Under McGuinty and Duncan the Liberals were following an openly pro-austerity strategy in their competition with the PCs to be the champions of the ruling elite. The budgets of the Liberals at that time included many measures that had little economic significance but contained a strong pro-austerity political message. For example, in the 2012 budget Duncan cut $150 million from social assistance, disability and low-income child benefits and publicized these cuts widely. These cuts were a hardship for the vulnerable people affected but amounted to less than a rounding error on the $127 billion budget.

Their openly pro-austerity stand turned into a disaster for the Liberals because of the widespread opposition to austerity and mobilization of working people to defend their rights as the government tried to impose it. Without changing their commitment to austerity, the Liberals reset their approach for imposing it.

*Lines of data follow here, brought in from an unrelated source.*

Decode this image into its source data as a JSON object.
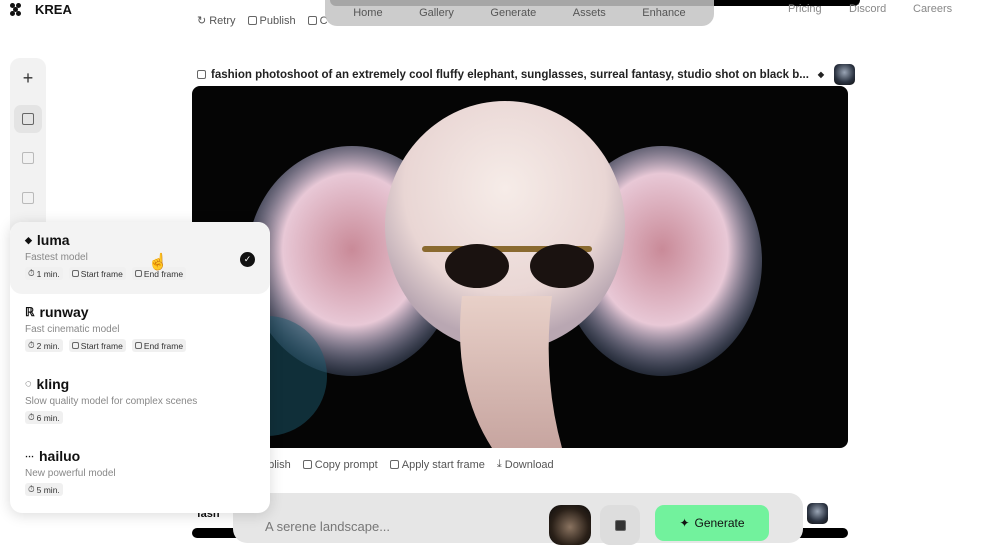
{
  "brand": {
    "name": "KREA"
  },
  "nav": {
    "items": [
      "Home",
      "Gallery",
      "Generate",
      "Assets",
      "Enhance"
    ],
    "right_links": [
      "Pricing",
      "Discord",
      "Careers"
    ]
  },
  "top_actions": {
    "retry": "Retry",
    "publish": "Publish",
    "copy": "C"
  },
  "prompt": {
    "text": "fashion photoshoot of an extremely cool fluffy elephant, sunglasses, surreal fantasy, studio shot on black b..."
  },
  "image_actions": {
    "publish": "ublish",
    "copy_prompt": "Copy prompt",
    "apply_start_frame": "Apply start frame",
    "download": "Download"
  },
  "next_prompt_fragment": "fash",
  "models": [
    {
      "name": "luma",
      "description": "Fastest model",
      "time": "1 min.",
      "tags": [
        "Start frame",
        "End frame"
      ],
      "selected": true
    },
    {
      "name": "runway",
      "description": "Fast cinematic model",
      "time": "2 min.",
      "tags": [
        "Start frame",
        "End frame"
      ],
      "selected": false
    },
    {
      "name": "kling",
      "description": "Slow quality model for complex scenes",
      "time": "6 min.",
      "tags": [],
      "selected": false
    },
    {
      "name": "hailuo",
      "description": "New powerful model",
      "time": "5 min.",
      "tags": [],
      "selected": false
    }
  ],
  "composer": {
    "placeholder": "A serene landscape...",
    "generate_label": "Generate"
  },
  "colors": {
    "accent": "#72f29d"
  }
}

McGuinty, Duncan and other ministers were dumped and Kathleen Wynne was installed as leader to give the Liberals a "social justice" brand behind which they could impose austerity more stealthily.

As part of this rebranding, Wynne's two budgets did away with such political measures as Duncan's gratuitous attacks on the poor. The Liberals have let up on their attacks on the most vulnerable. Good. But how can a budget be considered progressive when it sets out the plan for continuing the broad austerity offensive aimed at driving down the living standard and trampling on the rights of working people?

Behind the political window dressing of the budget and the cascade of Liberal smooth talk about "balance" and "fairness" are the cold facts. A Liberal government, especially a Liberal majority, means four more years of cuts to health, education and other public services and more attacks on the rights of workers who deliver these services and on the rights of all.